The vector may be, for example, in the form of a plasmid, a viral particle, or a 
phage. Other vectors include chromosomal, nonchromosomal and synthetic DNA 
sequences, derivatives of SV40; bacterial plasmids, phage DNA, baculovirus, yeast 
plasmids, vectors derived from combinations of plasmids and phage DNA, viral DNA 
such as vaccinia, adenovirus, fowl pox virus, and pseudorabies.

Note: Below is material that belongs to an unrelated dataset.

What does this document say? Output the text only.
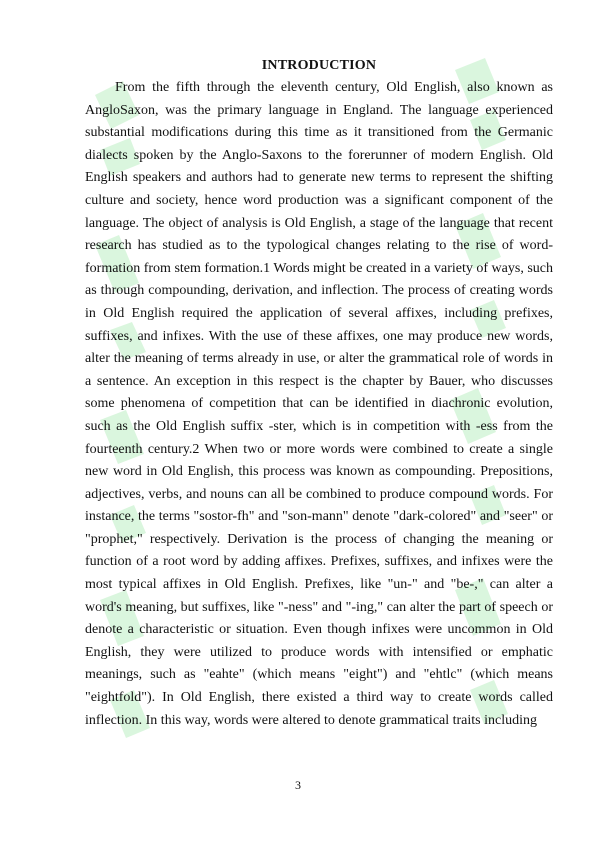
INTRODUCTION

From the fifth through the eleventh century, Old English, also known as AngloSaxon, was the primary language in England. The language experienced substantial modifications during this time as it transitioned from the Germanic dialects spoken by the Anglo-Saxons to the forerunner of modern English. Old English speakers and authors had to generate new terms to represent the shifting culture and society, hence word production was a significant component of the language. The object of analysis is Old English, a stage of the language that recent research has studied as to the typological changes relating to the rise of word-formation from stem formation.1 Words might be created in a variety of ways, such as through compounding, derivation, and inflection. The process of creating words in Old English required the application of several affixes, including prefixes, suffixes, and infixes. With the use of these affixes, one may produce new words, alter the meaning of terms already in use, or alter the grammatical role of words in a sentence. An exception in this respect is the chapter by Bauer, who discusses some phenomena of competition that can be identified in diachronic evolution, such as the Old English suffix -ster, which is in competition with -ess from the fourteenth century.2 When two or more words were combined to create a single new word in Old English, this process was known as compounding. Prepositions, adjectives, verbs, and nouns can all be combined to produce compound words. For instance, the terms "sostor-fh" and "son-mann" denote "dark-colored" and "seer" or "prophet," respectively. Derivation is the process of changing the meaning or function of a root word by adding affixes. Prefixes, suffixes, and infixes were the most typical affixes in Old English. Prefixes, like "un-" and "be-," can alter a word's meaning, but suffixes, like "-ness" and "-ing," can alter the part of speech or denote a characteristic or situation. Even though infixes were uncommon in Old English, they were utilized to produce words with intensified or emphatic meanings, such as "eahte" (which means "eight") and "ehtlc" (which means "eightfold"). In Old English, there existed a third way to create words called inflection. In this way, words were altered to denote grammatical traits including

3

A variety of cloning 
and expression vectors for use with prokaryotic and eukaryotic hosts are described by 
Sambrook, et al., Molecular Cloning: A Laboratory Manual, Second Edition, Cold 
Spring Harbor, N.Y., (1989), the disclosure of which is hereby incorporated by 
reference. 

Particular bacterial vectors which may be used include the commercially 
available plasmids comprising genetic elements of the well known cloning vector 
pBR322 (ATCC 37017), pKK223-3 (Pharmacia Fine Chemicals, Uppsala, Sweden), 
GEM1 (Promega Biotec, Madison, WI, USA) pQE70, pQE60, pQE-9 (Qiagen), pDIO, 
psiX174 pBluescript II KS, pNH8A, pNH16a, pNH18A, pNH46A (Stratagene), 
ptrc99a, pKK223-3, pKK233-3, pDR540, pRIT5 (Pharmacia), pKK232-8 and pCM7. 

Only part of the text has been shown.